Aged 47 at the time of 1911 Census

Photo Jennie Wyse Power

Photo: Jennie Wyse Power

Address: 21, Henry St. (North City, Dublin)1

Jennie's age on the 1911 Census is recorded as 47 years old, but other sources (such as the Houses of the Oireachtas) state that she was born in 1858 which would mean that she was 53 in 1911. The return is filled out by Jennie’s husband, Séaghan, but perhaps he got his wife’s age incorrect. The Census return is filled out in Irish.
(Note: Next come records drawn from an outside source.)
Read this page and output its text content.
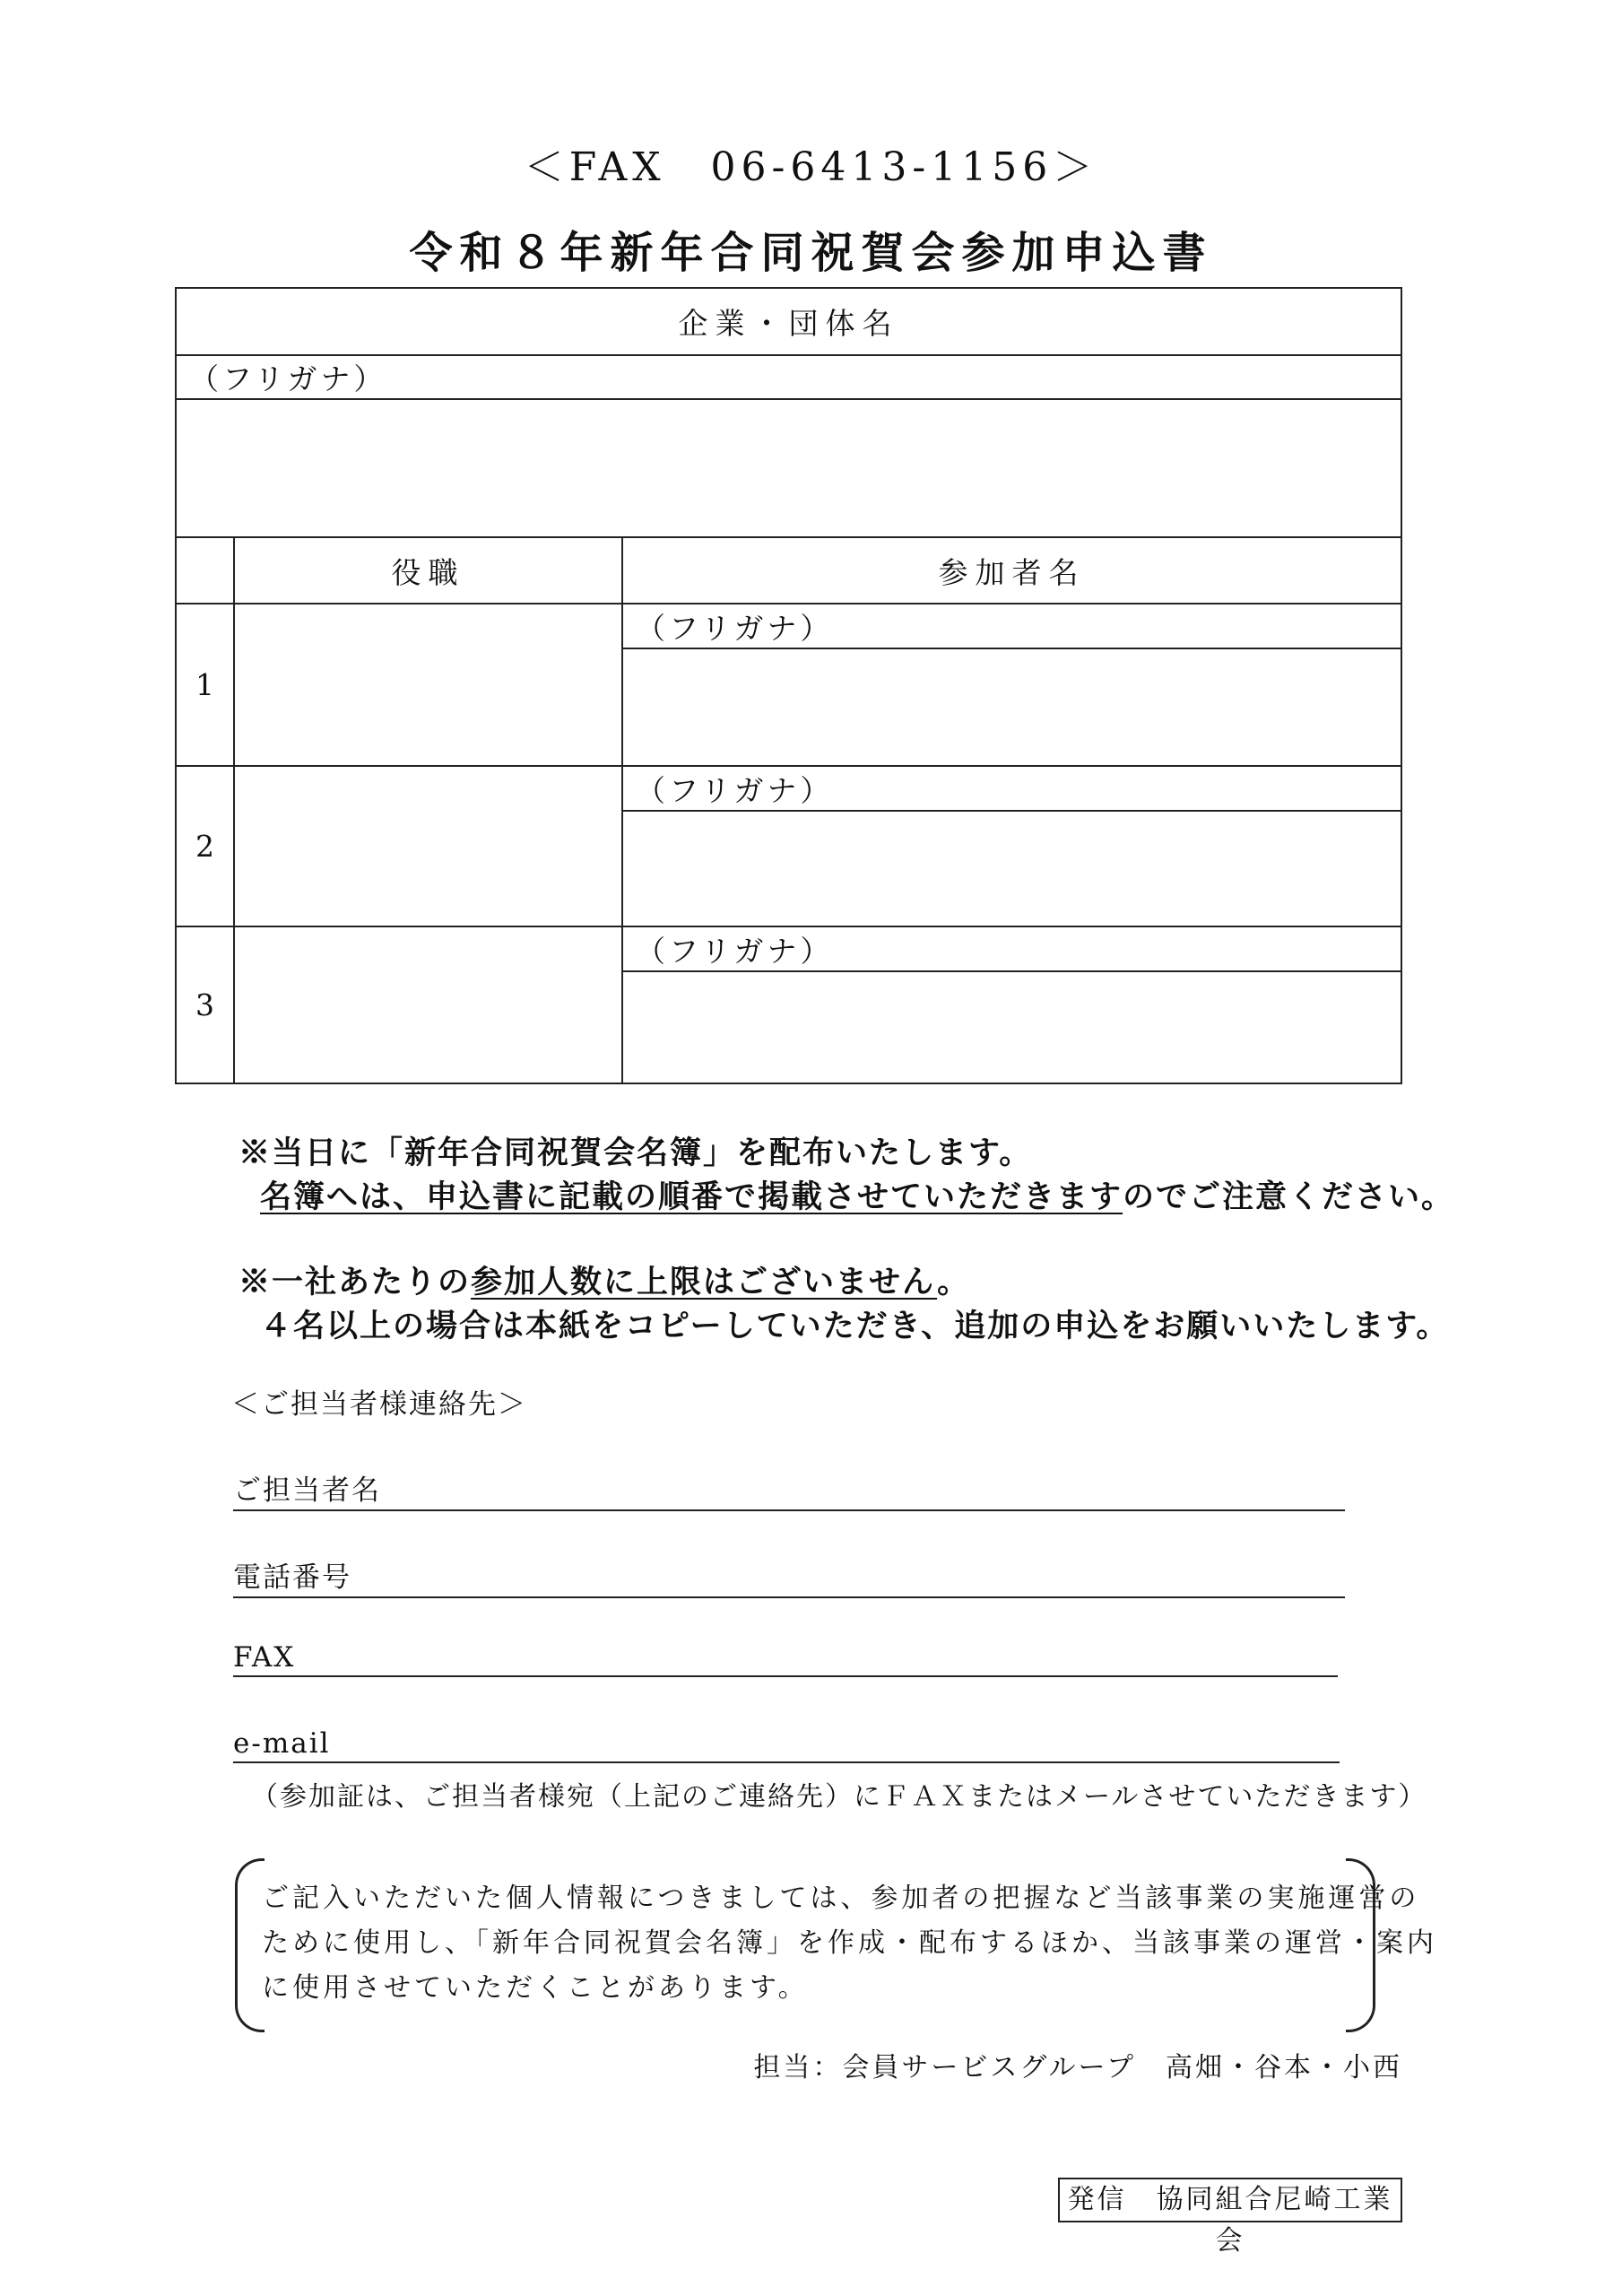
＜FAX　06-6413-1156＞
令和８年新年合同祝賀会参加申込書
企業・団体名		
（フリガナ）		

	役職	参加者名
1		（フリガナ）

2		（フリガナ）

3		（フリガナ）

※当日に「新年合同祝賀会名簿」を配布いたします。
名簿へは、申込書に記載の順番で掲載させていただきますのでご注意ください。
※一社あたりの参加人数に上限はございません。
４名以上の場合は本紙をコピーしていただき、追加の申込をお願いいたします。
＜ご担当者様連絡先＞
ご担当者名
電話番号
FAX
e-mail
（参加証は、ご担当者様宛（上記のご連絡先）にＦＡＸまたはメールさせていただきます）
ご記入いただいた個人情報につきましては、参加者の把握など当該事業の実施運営の
ために使用し、「新年合同祝賀会名簿」を作成・配布するほか、当該事業の運営・案内
に使用させていただくことがあります。
担当：会員サービスグループ　高畑・谷本・小西
発信　協同組合尼崎工業会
Her daughter Máire aged 20 is recorded as having a BA. Another daughter Aine, aged 21, is recorded as is her son Charles Stewart and Cathal mc Seáin who was aged 12.

Jane O'Toole or Jennie was an Irish nationalist and feminist from Wicklow, the youngest of seven children. Her family were strong Nationalists and supported the Fenians. She grew up in Dublin where her father had a shop. She joined the Ladies Land League and was good friends with Anna Parnell sister of Charles Stuart Parnell. In 1883 she married John Wyse Power, a journalist, and in 1885 they moved to Dublin when John got a job with the Freeman’s Journal, a national paper. Jennie was a member of the Dublin Women’s Suffrage Association. She set up her own business at 21, Henry Street selling farm produce and opened a restaurant there. This restaurant became a meeting place for prominent Irish insurgents. She became involved in Inghinidhe na hÉireann and also Sinn Féin.
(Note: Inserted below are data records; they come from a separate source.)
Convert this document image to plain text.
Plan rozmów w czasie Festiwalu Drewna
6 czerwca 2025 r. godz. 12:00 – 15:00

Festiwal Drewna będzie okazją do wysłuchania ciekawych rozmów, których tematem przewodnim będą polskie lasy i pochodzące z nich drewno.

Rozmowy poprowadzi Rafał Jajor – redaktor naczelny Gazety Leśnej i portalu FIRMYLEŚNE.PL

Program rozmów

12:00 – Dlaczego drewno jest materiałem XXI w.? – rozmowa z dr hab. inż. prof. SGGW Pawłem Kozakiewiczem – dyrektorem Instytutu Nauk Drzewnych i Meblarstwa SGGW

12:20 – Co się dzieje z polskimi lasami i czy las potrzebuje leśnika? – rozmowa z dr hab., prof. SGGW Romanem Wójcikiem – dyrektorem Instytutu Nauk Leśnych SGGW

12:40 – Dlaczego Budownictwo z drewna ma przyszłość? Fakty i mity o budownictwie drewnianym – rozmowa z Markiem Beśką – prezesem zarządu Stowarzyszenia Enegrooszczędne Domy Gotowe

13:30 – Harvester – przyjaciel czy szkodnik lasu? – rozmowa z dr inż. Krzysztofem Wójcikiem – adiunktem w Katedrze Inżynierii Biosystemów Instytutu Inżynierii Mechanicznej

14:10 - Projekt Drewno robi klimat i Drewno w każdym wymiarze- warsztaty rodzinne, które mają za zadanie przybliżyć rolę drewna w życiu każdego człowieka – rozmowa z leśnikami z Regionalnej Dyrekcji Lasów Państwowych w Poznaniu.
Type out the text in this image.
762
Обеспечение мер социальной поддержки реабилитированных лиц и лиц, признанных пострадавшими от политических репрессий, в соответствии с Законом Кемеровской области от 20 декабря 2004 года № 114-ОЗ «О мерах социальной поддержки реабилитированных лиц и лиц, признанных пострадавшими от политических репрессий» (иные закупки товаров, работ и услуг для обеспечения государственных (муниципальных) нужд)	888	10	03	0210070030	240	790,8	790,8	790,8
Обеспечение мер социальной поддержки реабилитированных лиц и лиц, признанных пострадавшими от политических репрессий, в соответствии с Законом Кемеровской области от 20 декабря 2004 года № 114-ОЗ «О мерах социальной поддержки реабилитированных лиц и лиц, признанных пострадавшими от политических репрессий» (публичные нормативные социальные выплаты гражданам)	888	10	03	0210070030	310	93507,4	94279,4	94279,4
The Gaelic League was an organisation set up to promote Irish language and culture. An organisation that sprang directly from the Gaelic League in the early 1900's was the Irish Industrial Development Assciation. The first branch was founded in Cork and another branch later opened in Dublin. Mrs. Wyse Power was the first secretary of this branch. It's purpose was to encourage the use of Irish manufacturing and support Irish industry.
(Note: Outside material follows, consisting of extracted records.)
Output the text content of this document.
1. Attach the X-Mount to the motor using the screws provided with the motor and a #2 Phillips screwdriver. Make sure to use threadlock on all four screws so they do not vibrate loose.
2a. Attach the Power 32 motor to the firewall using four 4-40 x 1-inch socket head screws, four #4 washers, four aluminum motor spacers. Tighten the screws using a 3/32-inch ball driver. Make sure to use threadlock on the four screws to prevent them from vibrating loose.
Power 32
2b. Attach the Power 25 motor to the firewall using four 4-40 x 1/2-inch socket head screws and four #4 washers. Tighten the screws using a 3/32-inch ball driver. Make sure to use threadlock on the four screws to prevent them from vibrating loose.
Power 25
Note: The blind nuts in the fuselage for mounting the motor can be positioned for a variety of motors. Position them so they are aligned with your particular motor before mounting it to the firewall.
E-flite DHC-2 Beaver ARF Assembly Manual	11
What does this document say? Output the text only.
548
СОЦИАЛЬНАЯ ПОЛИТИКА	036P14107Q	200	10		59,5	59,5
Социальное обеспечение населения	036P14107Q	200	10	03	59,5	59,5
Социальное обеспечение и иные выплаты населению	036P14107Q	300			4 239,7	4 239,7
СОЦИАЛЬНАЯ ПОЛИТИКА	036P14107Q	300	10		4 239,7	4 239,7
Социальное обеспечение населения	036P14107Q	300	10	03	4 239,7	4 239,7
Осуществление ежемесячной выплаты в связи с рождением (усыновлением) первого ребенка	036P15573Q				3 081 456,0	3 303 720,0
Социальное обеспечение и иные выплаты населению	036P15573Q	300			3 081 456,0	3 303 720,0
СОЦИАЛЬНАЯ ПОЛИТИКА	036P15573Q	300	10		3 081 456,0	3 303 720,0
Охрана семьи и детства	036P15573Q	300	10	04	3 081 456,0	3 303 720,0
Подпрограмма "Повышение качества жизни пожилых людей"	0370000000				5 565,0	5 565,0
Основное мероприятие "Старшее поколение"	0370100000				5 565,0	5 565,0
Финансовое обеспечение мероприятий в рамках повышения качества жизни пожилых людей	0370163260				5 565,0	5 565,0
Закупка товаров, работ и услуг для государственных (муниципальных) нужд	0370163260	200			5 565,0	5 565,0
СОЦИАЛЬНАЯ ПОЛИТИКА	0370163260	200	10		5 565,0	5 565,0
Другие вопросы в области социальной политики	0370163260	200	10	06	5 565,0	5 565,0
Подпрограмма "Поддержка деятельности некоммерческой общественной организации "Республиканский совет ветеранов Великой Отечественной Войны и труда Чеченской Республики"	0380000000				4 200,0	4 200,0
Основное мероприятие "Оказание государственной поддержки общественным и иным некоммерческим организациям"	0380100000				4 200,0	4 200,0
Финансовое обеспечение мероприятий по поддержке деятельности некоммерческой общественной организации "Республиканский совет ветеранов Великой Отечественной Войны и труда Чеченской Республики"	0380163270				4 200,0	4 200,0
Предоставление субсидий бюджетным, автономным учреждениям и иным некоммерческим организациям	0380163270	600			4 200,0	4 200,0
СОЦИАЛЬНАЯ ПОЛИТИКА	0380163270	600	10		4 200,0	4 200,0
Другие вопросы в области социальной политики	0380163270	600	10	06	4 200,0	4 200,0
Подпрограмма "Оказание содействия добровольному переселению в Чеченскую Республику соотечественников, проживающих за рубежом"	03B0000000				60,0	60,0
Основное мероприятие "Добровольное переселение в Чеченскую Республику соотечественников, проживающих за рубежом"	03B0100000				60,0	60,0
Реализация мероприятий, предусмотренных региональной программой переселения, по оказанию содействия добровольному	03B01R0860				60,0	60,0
In 1914 she was a founder member of Cumann na mBan. The signing of the Proclamation took place at her house in Henry Street and the house was subsequently destroyed by fire during the Easter Rising. She was pro-treaty and became a Cumman na nGaedheal senator in 1922, one of four women appointed to the first Seanad. She broke from the party in 1925 and became an independent senator. In 1925 Senator Wyse Power objected to the Juries Act on Constitutional grounds. This Act sought to prevent women serving on juries. She argued that the Act was against the rights guaranteed to women in the 1922 Constitution first endorsed by the Irish Proclamation, to be equal citizens. She continued to speak out against economic and gender regressive discrimination of women in legislation of the 1920's and 1930's. She was a persistent and determined champion of equality for women dealing with issues such as homeless children and the poor. She died aged 82 in 1941 and is buried in Glasnevin Cemetery.